If you see the distinctive twelve pulse signature above on your radar screen, it means that someone in trouble has activated a Search and Rescue Radar Transponder (SART). You’ll find them at the pulse closest to you. SARTs are a lesser known component of the Global Maritime Distress and Safety System (GMDSS), and thus are required on many commercial vessels, as well as some offshore races like the Fastnet. They're designed to be used in addition to DSC or EPIRB distress calls, helping already alerted rescuers zero in from about 10 miles to within about 500 feet. Simrad’s new SA50 model is especially compact at about 10" tall and 3" wide. It can be set up to turn on when a life raft is deployed, or manually activated. It retails at $975, and uses a battery pack that does not require ‘hazardous’ handling and has a 5 year shelf life. (Why Simrad distributes highly angled and/or shadowy pictures baffles me, but I do appreciate seeing what a SART actually looks like in use).
My PMY column about testing NMEA 2000 is in print and online now, but something odd happened during the production process. It opens with a picture of the NMEA test setup aboard my little outboard boat, Gizmo. The screen on the laptop is naturally quite blown out in the open sunlight, so the PMY page designer asked the “color house” to goose it up a bit. Actually, this is often necessary to make photographs of LCD screens look more realistic, since a camera is nowhere near as agile as the human eye. But someone in the color house took a shortcut and simply copied the Raymarine E screen onto to the laptop, creating a very unrealistic image. Nobody noticed until it was printed.
At any rate, above is another image of the two NMEA 2000 plotters, plus a Standard Horizon CP1000, aboard my other test boat. It’s unretouched, meaning all the screens actually seemed brighter in reality, but it does show (bigger here) how comparatively bright the Raymarine E is (though note that the screens are not in direct sunlight, so transflective properties are not evident). If there was a laptop in the scene, it would look darn dim. (A March article I wrote about the E series is also now online, though without pictures.)
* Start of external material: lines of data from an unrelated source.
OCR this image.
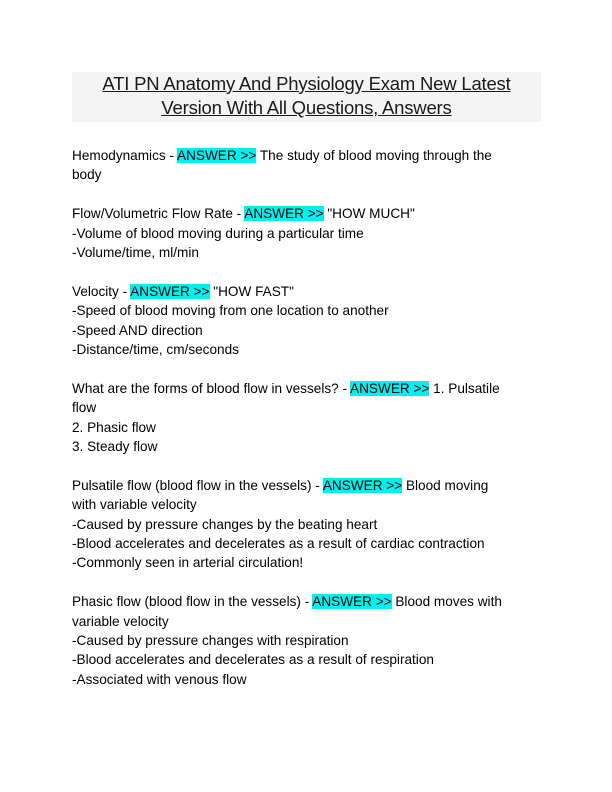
ATI PN Anatomy And Physiology Exam New Latest
Version With All Questions, Answers

Hemodynamics - ANSWER >> The study of blood moving through the

body

Flow/Volumetric Flow Rate - ANSWER >> "HOW MUCH"

-Volume of blood moving during a particular time

-Volume/time, ml/min

Velocity - ANSWER >> "HOW FAST"

-Speed of blood moving from one location to another

-Speed AND direction

-Distance/time, cm/seconds

What are the forms of blood flow in vessels? - ANSWER >> 1. Pulsatile

flow

2. Phasic flow

3. Steady flow

Pulsatile flow (blood flow in the vessels) - ANSWER >> Blood moving

with variable velocity

-Caused by pressure changes by the beating heart

-Blood accelerates and decelerates as a result of cardiac contraction

-Commonly seen in arterial circulation!

Phasic flow (blood flow in the vessels) - ANSWER >> Blood moves with

variable velocity

-Caused by pressure changes with respiration

-Blood accelerates and decelerates as a result of respiration

-Associated with venous flow
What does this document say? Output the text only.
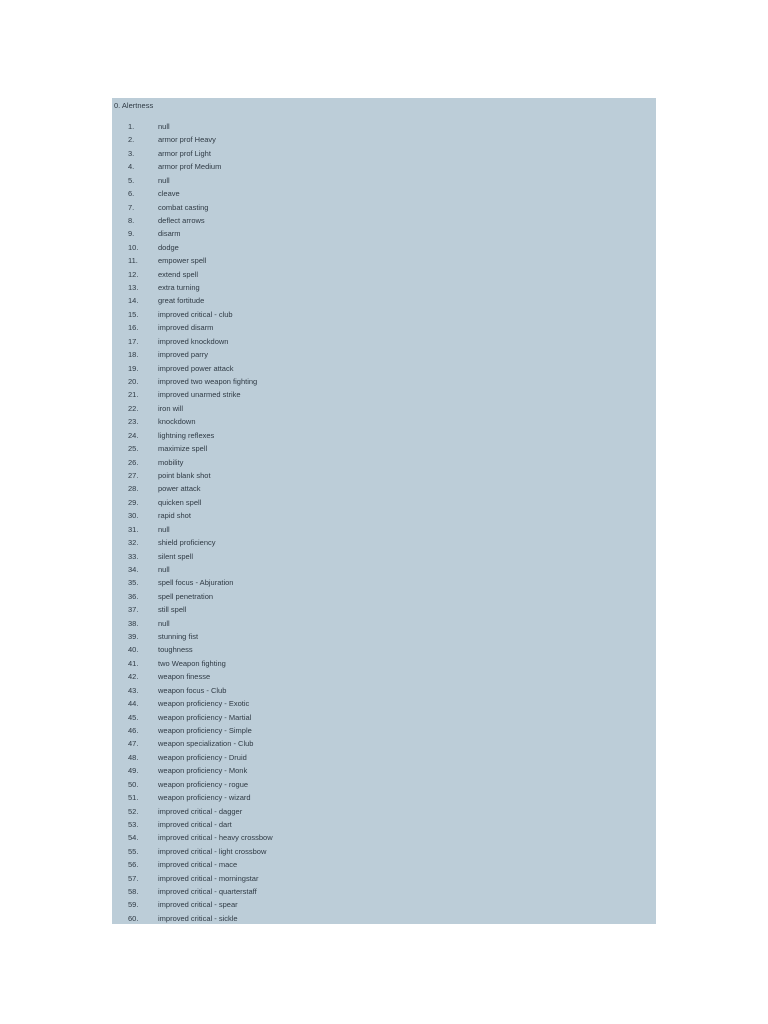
0. Alertness
1.	null
2.	armor prof Heavy
3.	armor prof Light
4.	armor prof Medium
5.	null
6.	cleave
7.	combat casting
8.	deflect arrows
9.	disarm
10.	dodge
11.	empower spell
12.	extend spell
13.	extra turning
14.	great fortitude
15.	improved critical - club
16.	improved disarm
17.	improved knockdown
18.	improved parry
19.	improved power attack
20.	improved two weapon fighting
21.	improved unarmed strike
22.	iron will
23.	knockdown
24.	lightning reflexes
25.	maximize spell
26.	mobility
27.	point blank shot
28.	power attack
29.	quicken spell
30.	rapid shot
31.	null
32.	shield proficiency
33.	silent spell
34.	null
35.	spell focus - Abjuration
36.	spell penetration
37.	still spell
38.	null
39.	stunning fist
40.	toughness
41.	two Weapon fighting
42.	weapon finesse
43.	weapon focus - Club
44.	weapon proficiency - Exotic
45.	weapon proficiency - Martial
46.	weapon proficiency - Simple
47.	weapon specialization - Club
48.	weapon proficiency - Druid
49.	weapon proficiency - Monk
50.	weapon proficiency - rogue
51.	weapon proficiency - wizard
52.	improved critical - dagger
53.	improved critical - dart
54.	improved critical - heavy crossbow
55.	improved critical - light crossbow
56.	improved critical - mace
57.	improved critical - morningstar
58.	improved critical - quarterstaff
59.	improved critical - spear
60.	improved critical - sickle
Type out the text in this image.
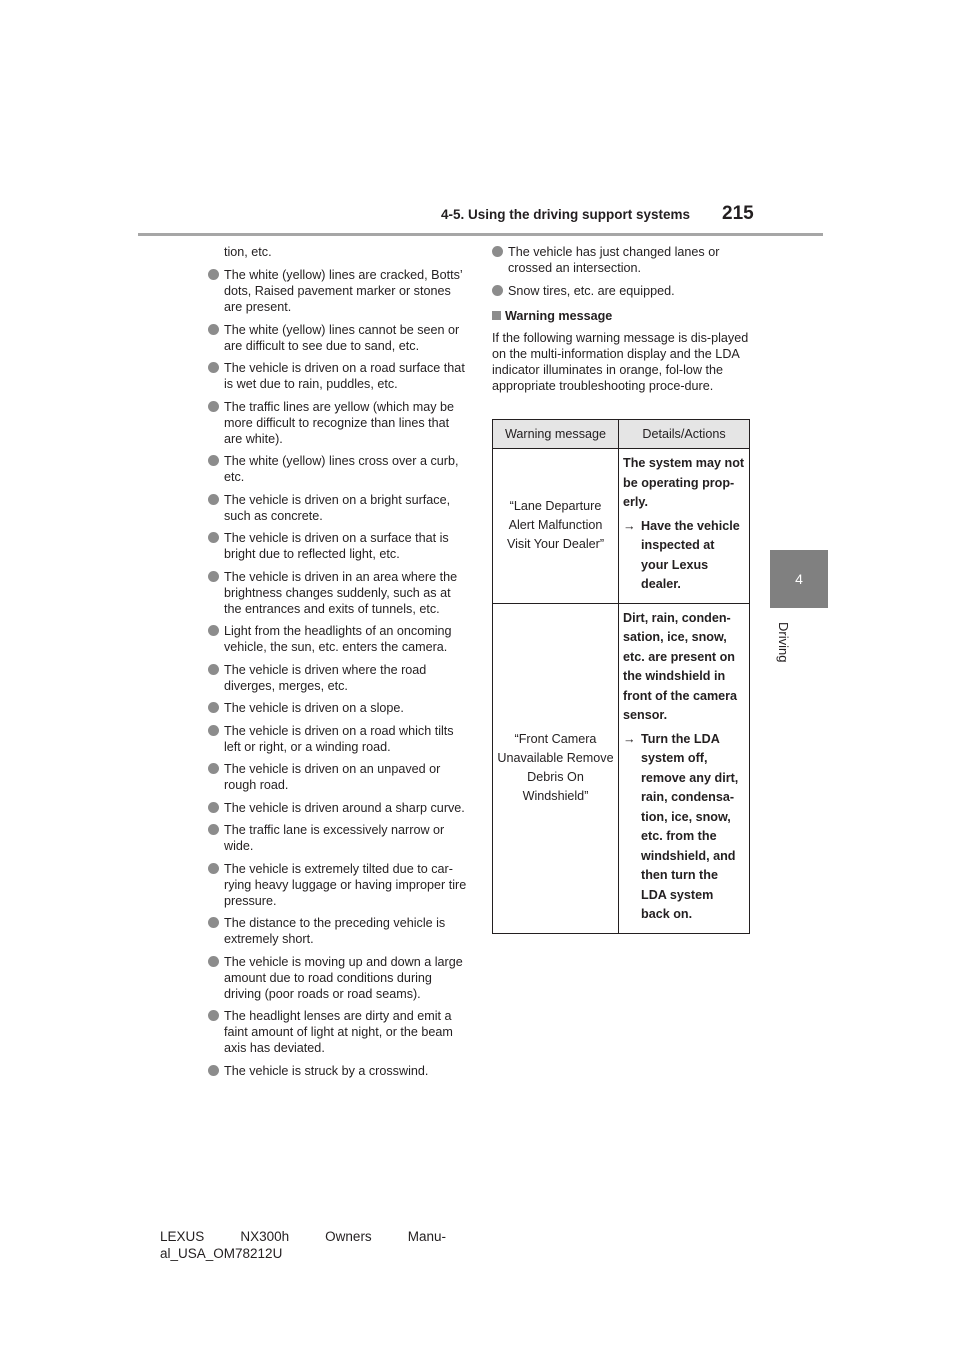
4-5. Using the driving support systems 215
4
Driving
tion, etc.
The white (yellow) lines are cracked, Botts’ dots, Raised pavement marker or stones are present.
The white (yellow) lines cannot be seen or are difficult to see due to sand, etc.
The vehicle is driven on a road surface that is wet due to rain, puddles, etc.
The traffic lines are yellow (which may be more difficult to recognize than lines that are white).
The white (yellow) lines cross over a curb, etc.
The vehicle is driven on a bright surface, such as concrete.
The vehicle is driven on a surface that is bright due to reflected light, etc.
The vehicle is driven in an area where the brightness changes suddenly, such as at the entrances and exits of tunnels, etc.
Light from the headlights of an oncoming vehicle, the sun, etc. enters the camera.
The vehicle is driven where the road diverges, merges, etc.
The vehicle is driven on a slope.
The vehicle is driven on a road which tilts left or right, or a winding road.
The vehicle is driven on an unpaved or rough road.
The vehicle is driven around a sharp curve.
The traffic lane is excessively narrow or wide.
The vehicle is extremely tilted due to car-rying heavy luggage or having improper tire pressure.
The distance to the preceding vehicle is extremely short.
The vehicle is moving up and down a large amount due to road conditions during driving (poor roads or road seams).
The headlight lenses are dirty and emit a faint amount of light at night, or the beam axis has deviated.
The vehicle is struck by a crosswind.
The vehicle has just changed lanes or crossed an intersection.
Snow tires, etc. are equipped.
Warning message
If the following warning message is dis-played on the multi-information display and the LDA indicator illuminates in orange, fol-low the appropriate troubleshooting proce-dure.
Warning message	Details/Actions
“Lane Departure Alert Malfunction Visit Your Dealer”	The system may not be operating prop-erly.
→ Have the vehicle inspected at your Lexus dealer.

“Front Camera Unavailable Remove Debris On Windshield”	Dirt, rain, conden-sation, ice, snow, etc. are present on the windshield in front of the camera sensor.
→ Turn the LDA system off, remove any dirt, rain, condensa-tion, ice, snow, etc. from the windshield, and then turn the LDA system back on.
LEXUS	NX300h	Owners	Manu-
al_USA_OM78212U
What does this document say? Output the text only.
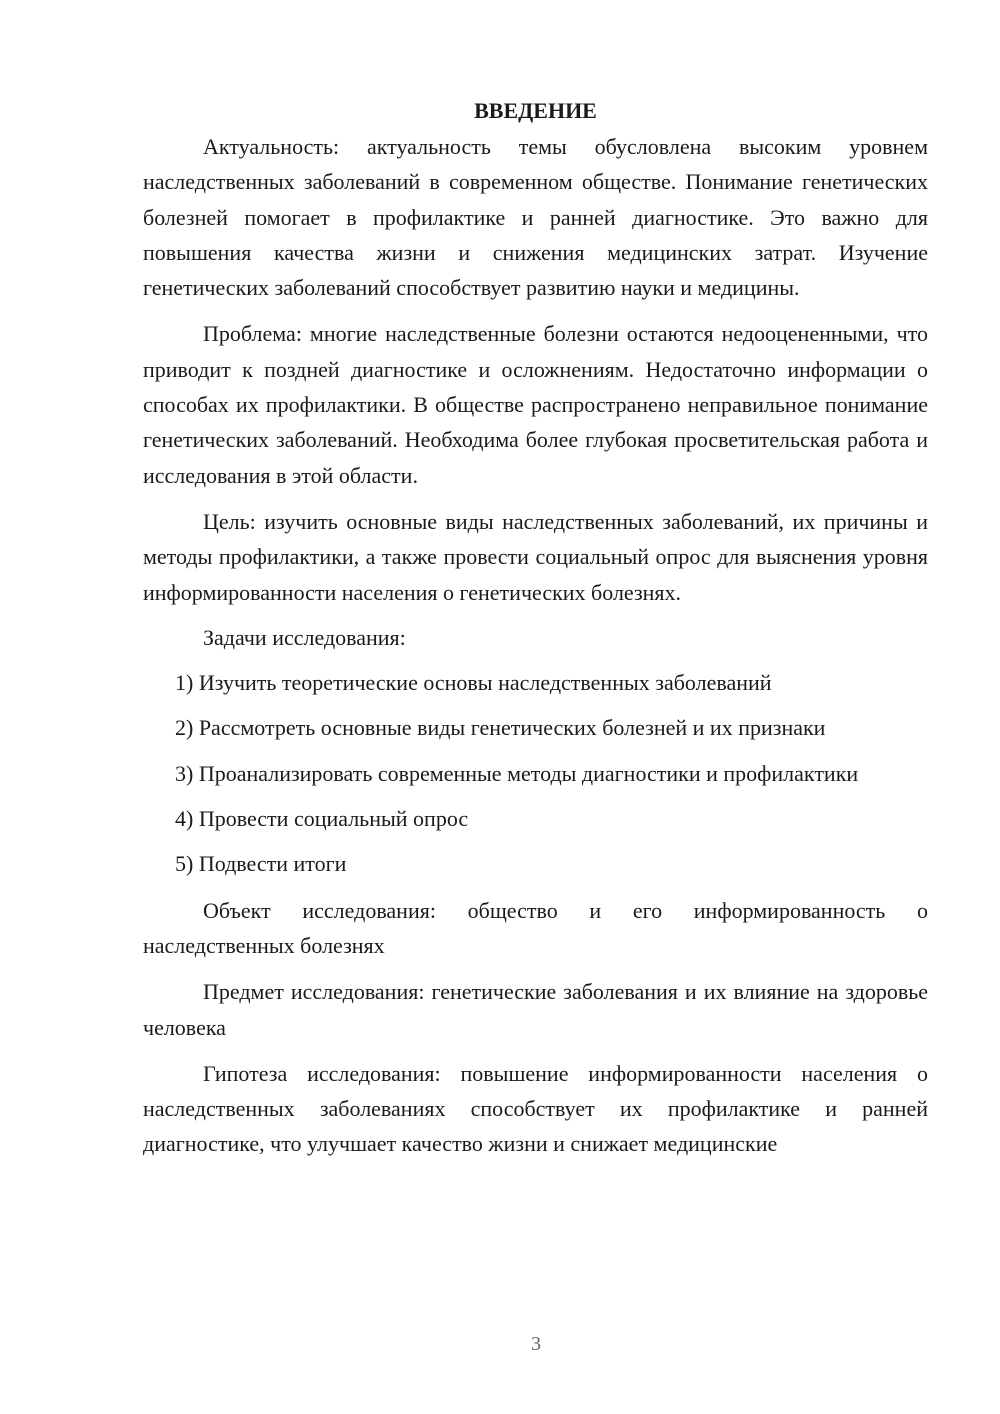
ВВЕДЕНИЕ

Актуальность: актуальность темы обусловлена высоким уровнем наследственных заболеваний в современном обществе. Понимание генетических болезней помогает в профилактике и ранней диагностике. Это важно для повышения качества жизни и снижения медицинских затрат. Изучение генетических заболеваний способствует развитию науки и медицины.

Проблема: многие наследственные болезни остаются недооцененными, что приводит к поздней диагностике и осложнениям. Недостаточно информации о способах их профилактики. В обществе распространено неправильное понимание генетических заболеваний. Необходима более глубокая просветительская работа и исследования в этой области.

Цель: изучить основные виды наследственных заболеваний, их причины и методы профилактики, а также провести социальный опрос для выяснения уровня информированности населения о генетических болезнях.

Задачи исследования:

1) Изучить теоретические основы наследственных заболеваний

2) Рассмотреть основные виды генетических болезней и их признаки

3) Проанализировать современные методы диагностики и профилактики

4) Провести социальный опрос

5) Подвести итоги

Объект исследования: общество и его информированность о наследственных болезнях

Предмет исследования: генетические заболевания и их влияние на здоровье человека

Гипотеза исследования: повышение информированности населения о наследственных заболеваниях способствует их профилактике и ранней диагностике, что улучшает качество жизни и снижает медицинские

3
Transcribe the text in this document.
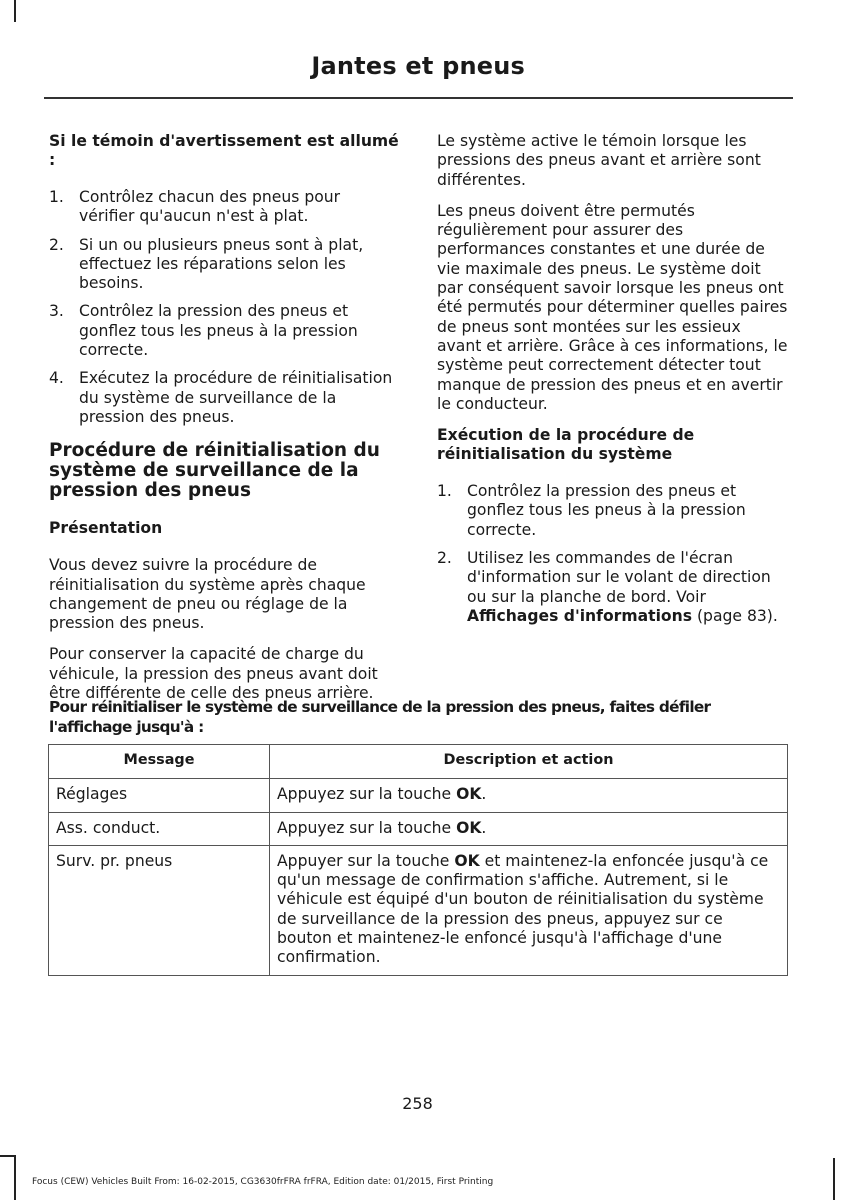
Jantes et pneus
Si le témoin d'avertissement est allumé :
1. Contrôlez chacun des pneus pour vérifier qu'aucun n'est à plat.
2. Si un ou plusieurs pneus sont à plat, effectuez les réparations selon les besoins.
3. Contrôlez la pression des pneus et gonflez tous les pneus à la pression correcte.
4. Exécutez la procédure de réinitialisation du système de surveillance de la pression des pneus.
Procédure de réinitialisation du système de surveillance de la pression des pneus
Présentation

Vous devez suivre la procédure de réinitialisation du système après chaque changement de pneu ou réglage de la pression des pneus.

Pour conserver la capacité de charge du véhicule, la pression des pneus avant doit être différente de celle des pneus arrière.

Le système active le témoin lorsque les pressions des pneus avant et arrière sont différentes.

Les pneus doivent être permutés régulièrement pour assurer des performances constantes et une durée de vie maximale des pneus. Le système doit par conséquent savoir lorsque les pneus ont été permutés pour déterminer quelles paires de pneus sont montées sur les essieux avant et arrière. Grâce à ces informations, le système peut correctement détecter tout manque de pression des pneus et en avertir le conducteur.

Exécution de la procédure de réinitialisation du système
1. Contrôlez la pression des pneus et gonflez tous les pneus à la pression correcte.
2. Utilisez les commandes de l'écran d'information sur le volant de direction ou sur la planche de bord. Voir Affichages d'informations (page 83).
Pour réinitialiser le système de surveillance de la pression des pneus, faites défiler l'affichage jusqu'à :
Message	Description et action
Réglages	Appuyez sur la touche OK.
Ass. conduct.	Appuyez sur la touche OK.
Surv. pr. pneus	Appuyer sur la touche OK et maintenez-la enfoncée jusqu'à ce qu'un message de confirmation s'affiche. Autrement, si le véhicule est équipé d'un bouton de réinitialisation du système de surveillance de la pression des pneus, appuyez sur ce bouton et maintenez-le enfoncé jusqu'à l'affichage d'une confirmation.
258
Focus (CEW) Vehicles Built From: 16-02-2015, CG3630frFRA frFRA, Edition date: 01/2015, First Printing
Test boat #2, by the way, is the long neglected Ralph, which deserves an entry one day. But today the missus and I are headed off for a long weekend of cruising aboard, so there will be no entry tomorrow unless I come across an odd WiFi connection in the outer islands.
I’ve already noodled on my theory that the proliferation of video capable plotters will stimulate more and more boaters toward helm stereos that can also play DVDs. Well, here’s a new one from Jensen that would fit the bill even installed in a place that sometimes takes spray. The MDV6115 has a dual gasketed CD door and conformal coated circuit boards, and its LCD is supposedly sunlight readable. Besides AM & FM, the 200 watt stereo plays VHF weather stations. Besides regular CDs, the deck will play MP3 CDs, and of course DVDs. You can even select the PAL region, meaning it should work with DVDs rented in any country you travel to. It comes with both wired and wireless remotes, all for a suggested retail of $500. The Jensen site doesn’t have info on this model yet, but an interesting online store called Rock the Boat Audio does, though not in their marine video section (we’re all just getting used to this video thing).